We read about a death in the Old Testament lesson. David’s son by Bathsheba dies. There is no such thing as an illegitimate baby, but David is an illegitimate father, and the son dies for the sin of the father. David sees the baby dying. He fasts and mourns deeply at the losing of his son. But then, when the baby dies, David cleans himself up, washes, puts on clean clothes, goes to the Temple to worship God, and then returns home to eat with his people. They ask why he stops mourning when the baby has just died, to which David replies, “While the child was still alive, I fasted and wept; for I said, ‘Who knows whether the Lord will be gracious to me, that the child may live?’ But now he is dead; why should I fast? Can I bring him back again? I shall go to him, but he will not return to me.”
That is an amazing statement. David was a common-sense realist. He was able to let go of that which he loved when he knew that he could no longer have the beloved. He submitted to what he understood to be the will of God.
Some among us have prayed and wept over the closing of St. Luke’s, maybe some have fasted. But the time is now, or soon will be for each of us, to let go and let God, to look up and see what new the Lord has in mind for each of us in His vineyard.
The Gospel lesson is also about a death, the coming death of Jesus. The disciples are about to be cast into that painful and uncertain stage in between life and death, as was David. Jesus tells them about His coming death, and that they will weep and lament, but that the world will rejoice. Yet their sorrow will be turned into joy because that which could not happen with David’s baby will happen with Jesus, He will return. “But I will see you again, and your heart shall rejoice, and your joy no man taketh from you.” (John 16:22)
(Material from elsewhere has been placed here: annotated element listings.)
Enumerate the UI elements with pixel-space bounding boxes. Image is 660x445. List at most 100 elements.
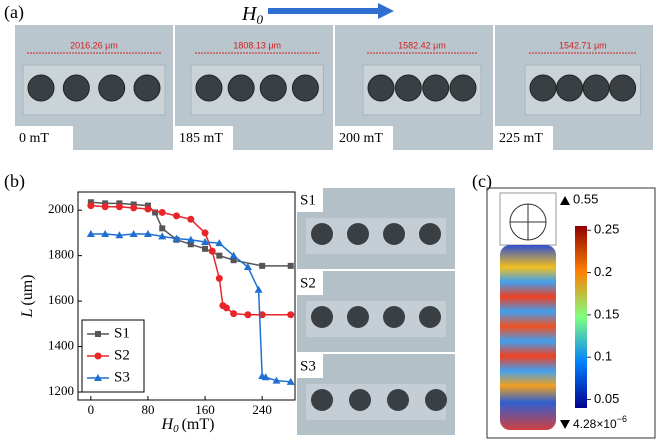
label-box — [175, 126, 233, 150]
magnet-sphere — [422, 74, 450, 102]
y-tick-label: 1200 — [48, 383, 74, 398]
magnet-sphere — [556, 74, 584, 102]
magnet-sphere — [98, 74, 126, 102]
marker — [86, 230, 95, 238]
cylinder-field — [500, 245, 556, 430]
magnet-sphere — [227, 74, 255, 102]
measurement: 1542.71 μm — [559, 40, 607, 50]
magnet-sphere — [419, 306, 441, 328]
magnet-sphere — [394, 74, 422, 102]
measurement: 1582.42 μm — [398, 40, 446, 50]
magnet-sphere — [449, 74, 477, 102]
panel-label: (a) — [4, 2, 24, 23]
y-tick-label: 2000 — [48, 201, 74, 216]
marker — [130, 204, 138, 212]
magnet-sphere — [529, 74, 557, 102]
max-label: 0.55 — [573, 191, 598, 206]
marker — [129, 230, 138, 238]
marker — [286, 377, 295, 385]
magnet-sphere — [311, 306, 333, 328]
colorbar-label: 0.15 — [594, 306, 619, 321]
marker — [244, 311, 252, 319]
marker — [115, 203, 123, 211]
x-tick-label: 80 — [141, 402, 154, 417]
x-tick-label: 160 — [195, 402, 215, 417]
x-tick-label: 240 — [252, 402, 272, 417]
label-box — [297, 188, 323, 212]
y-axis-label: L (um) — [19, 274, 36, 318]
sample-label: S1 — [300, 192, 316, 208]
max-marker — [560, 196, 570, 205]
label-box — [297, 354, 323, 378]
marker — [101, 203, 109, 211]
measurement: 2016.26 μm — [70, 40, 118, 50]
marker — [173, 212, 181, 220]
marker — [87, 202, 95, 210]
magnet-sphere — [349, 389, 371, 411]
magnet-sphere — [291, 74, 319, 102]
photo-row: 2016.26 μm 0 mT 1808.13 μm 185 mT 1582.42 μm… — [15, 25, 653, 150]
colorbar-label: 0.2 — [594, 264, 612, 279]
x-tick-label: 0 — [88, 402, 95, 417]
magnet-sphere — [195, 74, 223, 102]
colorbar — [575, 226, 587, 408]
y-label-unit: (um) — [19, 274, 36, 305]
magnet-sphere — [609, 74, 637, 102]
magnet-sphere — [347, 223, 369, 245]
marker — [215, 274, 223, 282]
field-symbol: H0 — [241, 3, 263, 27]
field-arrow-head — [378, 3, 394, 19]
y-tick-label: 1400 — [48, 338, 74, 353]
marker — [272, 376, 281, 384]
marker — [158, 208, 166, 216]
y-tick-label: 1800 — [48, 247, 74, 262]
marker — [187, 215, 195, 223]
colorbar-label: 0.25 — [594, 222, 619, 237]
marker — [243, 263, 252, 271]
marker — [201, 238, 210, 246]
field-label: 225 mT — [499, 131, 543, 146]
marker — [187, 241, 194, 248]
min-label: 4.28×10−6 — [573, 414, 627, 431]
marker — [254, 285, 263, 293]
marker — [208, 247, 216, 255]
x-label-symbol: H — [161, 416, 175, 433]
magnet-sphere — [582, 74, 610, 102]
marker — [101, 230, 110, 238]
panel-label: (c) — [472, 171, 492, 192]
simulation-panel: 0.25 0.2 0.15 0.1 0.05 0.55 4.28×10−6 — [486, 187, 656, 439]
marker — [215, 239, 224, 247]
colorbar-label: 0.05 — [594, 391, 619, 406]
photo-column: S1 S2 S3 — [297, 188, 455, 435]
plot-area — [77, 191, 296, 401]
magnet-sphere — [62, 74, 90, 102]
x-label-unit: (mT) — [182, 416, 215, 433]
legend-marker — [94, 374, 102, 381]
sample-label: S2 — [300, 275, 316, 291]
x-axis-label: H0 (mT) — [161, 416, 215, 435]
measurement: 1808.13 μm — [233, 40, 281, 50]
marker — [158, 232, 167, 240]
min-mantissa: 4.28×10 — [573, 417, 617, 431]
marker — [186, 235, 195, 243]
magnet-sphere — [383, 306, 405, 328]
marker — [287, 311, 295, 319]
marker — [143, 230, 152, 238]
marker — [222, 304, 230, 312]
marker — [230, 257, 237, 264]
magnet-sphere — [425, 389, 447, 411]
legend-marker — [94, 352, 102, 360]
y-label-symbol: L — [19, 309, 36, 319]
legend-label: S3 — [114, 369, 130, 385]
label-box — [335, 126, 393, 150]
min-marker — [560, 420, 570, 429]
legend-label: S2 — [114, 347, 130, 363]
marker — [216, 252, 223, 259]
colorbar-label: 0.1 — [594, 349, 612, 364]
magnet-sphere — [419, 223, 441, 245]
label-box — [15, 126, 73, 150]
label-box — [297, 271, 323, 295]
marker — [287, 262, 294, 269]
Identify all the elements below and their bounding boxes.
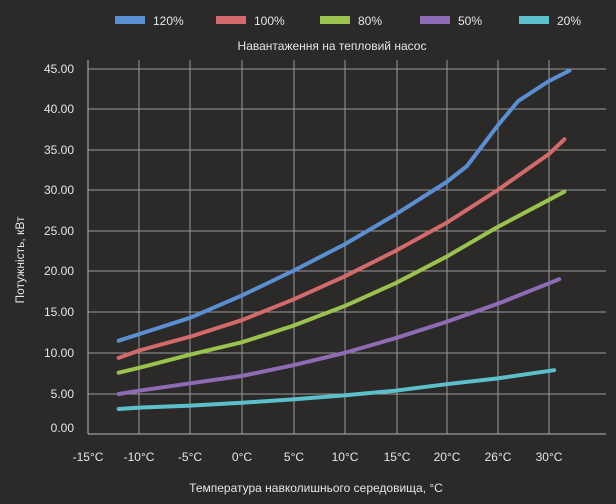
- x-tick-label: -5°C: [178, 450, 202, 464]
- legend-label: 50%: [458, 14, 482, 28]
- series-line-80pct: [116, 189, 567, 375]
- legend-swatch: [216, 16, 246, 24]
- series-line-20pct: [116, 368, 557, 411]
- y-tick-label: 15.00: [44, 305, 74, 319]
- legend-label: 120%: [153, 14, 184, 28]
- y-tick-label: 30.00: [44, 183, 74, 197]
- legend-swatch: [420, 16, 450, 24]
- x-tick-label: 10°C: [332, 450, 359, 464]
- x-tick-label: -10°C: [124, 450, 155, 464]
- y-tick-label: 10.00: [44, 346, 74, 360]
- y-tick-label: 35.00: [44, 143, 74, 157]
- x-tick-label: 20°C: [434, 450, 461, 464]
- axes: 0.00 5.00 10.00 15.00 20.00 25.00 30.00 35.00 40…: [44, 60, 606, 464]
- x-tick-label: 15°C: [384, 450, 411, 464]
- legend-label: 20%: [557, 14, 581, 28]
- series-line-120pct: [116, 68, 572, 343]
- x-tick-label: 26°C: [485, 450, 512, 464]
- y-tick-label: 0.00: [51, 421, 75, 435]
- series-lines: [116, 68, 572, 411]
- legend-label: 80%: [358, 14, 382, 28]
- legend-swatch: [320, 16, 350, 24]
- legend: 120% 100% 80% 50% 20%: [115, 14, 581, 28]
- y-tick-label: 25.00: [44, 224, 74, 238]
- series-line-50pct: [116, 277, 562, 396]
- x-tick-label: 0°C: [232, 450, 252, 464]
- x-axis-label: Температура навколишнього середовища, °С: [189, 481, 443, 495]
- y-tick-label: 20.00: [44, 264, 74, 278]
- legend-swatch: [519, 16, 549, 24]
- grid: [88, 60, 606, 434]
- x-tick-label: -15°C: [73, 450, 104, 464]
- y-axis-label: Потужність, кВт: [13, 216, 27, 303]
- chart-title: Навантаження на тепловий насос: [238, 39, 427, 53]
- x-tick-label: 30°C: [536, 450, 563, 464]
- series-line-100pct: [116, 137, 567, 360]
- legend-swatch: [115, 16, 145, 24]
- y-tick-label: 40.00: [44, 102, 74, 116]
- legend-label: 100%: [254, 14, 285, 28]
- y-tick-label: 45.00: [44, 62, 74, 76]
- x-tick-label: 5°C: [284, 450, 304, 464]
- y-tick-label: 5.00: [51, 387, 75, 401]
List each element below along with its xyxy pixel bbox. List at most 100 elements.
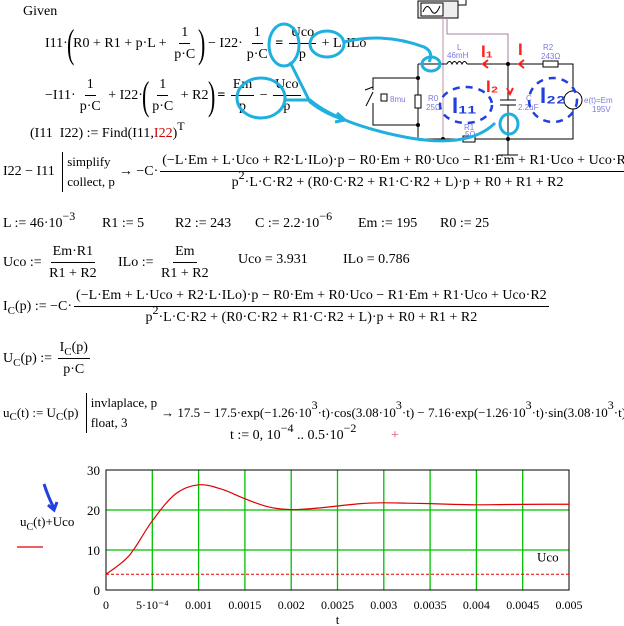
series-label-uco: Uco	[537, 549, 559, 564]
numerator: Em	[173, 244, 197, 263]
math-text: R0 := 25	[440, 216, 490, 231]
subscript: C	[64, 346, 72, 358]
denominator: R1 + R2	[47, 263, 99, 282]
math-text: ILo = 0.786	[343, 252, 410, 267]
math-text: I	[3, 299, 8, 314]
hand-annotations	[235, 22, 520, 143]
math-text: C := 2.2·10	[255, 216, 320, 231]
math-text: R0 + R1 + p·L +	[73, 36, 171, 51]
label-C: C	[526, 94, 532, 103]
numerator: (−L·Em + L·Uco + R2·L·ILo)·p − R0·Em + R…	[74, 288, 549, 307]
math-region-def-C[interactable]: C := 2.2·10 −6	[255, 209, 332, 232]
math-region-def-Uc[interactable]: U C (p) := I C (p) p·C	[3, 340, 92, 378]
legend-label: uC(t)+Uco	[20, 514, 74, 533]
legend-label-part: u	[20, 514, 27, 529]
superscript: 3	[607, 397, 614, 412]
denominator: p·C	[78, 96, 103, 115]
math-region-def-t-range[interactable]: t := 0, 10 −4 .. 0.5·10 −2	[230, 421, 356, 444]
x-tick-label: 0.0045	[506, 598, 539, 612]
math-text: (−L·Em + L·Uco + R2·L·ILo)·p − R0·Em + R…	[162, 153, 624, 168]
math-text: + R2	[177, 88, 209, 103]
math-region-def-R2[interactable]: R2 := 243	[175, 216, 231, 232]
math-text: )	[172, 126, 178, 141]
cursor-crosshair-icon: +	[391, 428, 399, 443]
ground-symbol	[498, 139, 518, 156]
fraction: 1 p·C	[245, 25, 270, 63]
denominator: p	[297, 44, 308, 63]
math-region-def-R0[interactable]: R0 := 25	[440, 216, 489, 232]
denominator: p 2 ·L·C·R2 + (R0·C·R2 + R1·C·R2 + L)·p + …	[143, 303, 479, 326]
resistor-r0	[414, 94, 422, 109]
fraction: 1 p·C	[150, 77, 175, 115]
math-text: 1	[181, 25, 189, 40]
math-region-result-ILo[interactable]: ILo = 0.786	[343, 252, 410, 268]
superscript: 3	[395, 397, 402, 412]
math-region-equation-1[interactable]: I11·(R0 + R1 + p·L + 1 p·C) − I22· 1 p·C = …	[45, 24, 366, 64]
superscript: −4	[280, 420, 294, 435]
math-text: p	[145, 310, 153, 325]
math-text: R2 := 243	[175, 216, 232, 231]
legend-label-part: (t)+Uco	[33, 514, 74, 529]
math-region-def-Ic[interactable]: I C (p) := −C· (−L·Em + L·Uco + R2·L·ILo)·p…	[3, 288, 551, 326]
label-C-value: 2.2uF	[518, 103, 539, 112]
symbolic-operators: invlaplace, p float, 3	[85, 393, 157, 433]
voltage-source	[563, 90, 583, 110]
superscript: −6	[319, 208, 333, 223]
symbolic-operators: simplify collect, p	[62, 152, 115, 192]
label-R0-value: 25Ω	[426, 103, 441, 112]
label-L-value: 46mH	[447, 51, 469, 60]
superscript: −3	[62, 208, 76, 223]
y-tick-label: 0	[94, 583, 101, 598]
label-R1: R1	[464, 123, 475, 132]
math-region-find[interactable]: (I11 I22) := Find(I11, I22) T	[30, 119, 185, 142]
annotation-I2: I₂	[486, 77, 498, 96]
operator-keyword: float, 3	[90, 415, 128, 430]
annotation-I11: I₁₁	[452, 93, 476, 118]
numerator: Em·R1	[50, 244, 96, 263]
arrow-icon	[42, 483, 56, 509]
math-text: I	[59, 340, 65, 355]
math-text: Given	[23, 4, 58, 19]
denominator: p 2 ·L·C·R2 + (R0·C·R2 + R1·C·R2 + L)·p + …	[230, 168, 566, 191]
plot-frame	[105, 469, 570, 591]
math-text: → 17.5 − 17.5·exp(−1.26·10	[161, 405, 312, 420]
math-text: R1 + R2	[49, 266, 97, 281]
math-text: 1	[86, 77, 94, 92]
math-text: 1	[159, 77, 167, 92]
inductor-symbol	[446, 61, 468, 66]
fraction: 1 p·C	[172, 25, 197, 63]
math-region-simplify[interactable]: I22 − I11 simplify collect, p → −C· (−L·Em …	[3, 152, 624, 192]
x-axis-label: t	[336, 612, 340, 626]
x-tick-label: 0.002	[278, 598, 305, 612]
parenthesis: )	[207, 73, 215, 118]
math-text: p·C	[79, 99, 101, 114]
capacitor-c	[500, 64, 516, 139]
numerator: 1	[179, 25, 191, 44]
math-text: R1 + R2	[161, 266, 209, 281]
math-region-def-Uco[interactable]: Uco := Em·R1 R1 + R2	[3, 244, 101, 282]
math-region-result-Uco[interactable]: Uco = 3.931	[238, 252, 308, 268]
numerator: 1	[251, 25, 263, 44]
y-tick-label: 20	[87, 503, 100, 518]
annotation-I22: I₂₂	[540, 83, 566, 108]
label-R2: R2	[543, 43, 554, 52]
math-region-def-R1[interactable]: R1 := 5	[102, 216, 144, 232]
math-text: −I11·	[45, 88, 76, 103]
superscript: T	[177, 118, 185, 133]
math-region-def-uc-t[interactable]: u C (t) := U C (p) invlaplace, p float, 3 → 17…	[3, 393, 624, 433]
math-text: + I22·	[104, 88, 143, 103]
math-region-def-ILo[interactable]: ILo := Em R1 + R2	[118, 244, 213, 282]
denominator: p	[281, 96, 292, 115]
operator-keyword: collect, p	[67, 174, 115, 189]
math-region-given[interactable]: Given	[23, 4, 57, 20]
math-text: (t) := U	[16, 405, 56, 420]
math-region-def-Em[interactable]: Em := 195	[358, 216, 417, 232]
math-region-equation-2[interactable]: −I11· 1 p·C + I22·(1 p·C + R2) = Em p − Uco p	[45, 76, 303, 116]
label-R2-value: 243Ω	[541, 52, 560, 61]
math-region-def-L[interactable]: L := 46·10 −3	[3, 209, 75, 232]
math-text: (p)	[63, 405, 82, 420]
numerator: 1	[84, 77, 96, 96]
math-text: .. 0.5·10	[293, 428, 344, 443]
math-text: p·C	[174, 47, 196, 62]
David’s heart had become emotionally dependent upon his son because of the natural attraction in a father for his children. But the disciples had become dependent upon Jesus because Jesus had purposefully drawn them to Himself precisely to create that dependency of the disciples upon Himself. It was that dependency, that perception that Jesus had the words of life, which enabled Jesus in His death and resurrection to draw them through their own deaths to self, and then to rise with Him, and receive the power of the Holy Spirit.
That was indeed a gift from God, as which events proved, no one could take from them.
And is not that the gift of God to us even as we leave St. Luke’s, the gift of the presence of God which no one can take from us? It may seem small in the total picture of things, but it is the kind of intrusion of God into our lives that can change the course of history.
We have spent many hours over long years here at St. Luke’s and in other churches, reading the Bible, hearing sermons, and receiving the body and blood of Jesus, seeking that dependency which the disciples had with Jesus – so that we too could follow Him and His words of life through His death and resurrection into the new life. The death of St. Luke’s is partly a death for us, a participation in the death of Christ. And it can be also a participation in His resurrection as we move on to a new and deeper relationship with Him, with one another, and with the wider Body of Christ, the Church.
The Lord has us right where we need to
be to do our growing.
So, yes, we will sing, “We bind unto ourselves today the strong name of the Trinity...” We go forth as one, not as divided. We go forth together in Christ. Who but God could do this for us? No psychological gimmick could make this work. This is the work of God to unite His people for which Jesus prayed in John 17, which would convince the worldly that He, Jesus, came from the Father. The world knows that it cannot produce this kind of unity (or it ought to), a unity which transcends personal disagreements and gripes, a unity which goes deeper than anything the world can give us, a unity which the world cannot snatch from us – because it comes from a place deeper than the world, the flesh, or the devil can touch: the Hand of God at the bottom, undergirding all things.
Lord, we ask that You confirm in us the ability to be ourselves fully and wholly for You and for one another. Guide us as we go our separate ways, knowing that we are children of the same Father, working in the same vineyard; in Jesus' name, who brings to us this message of freedom and wholeness.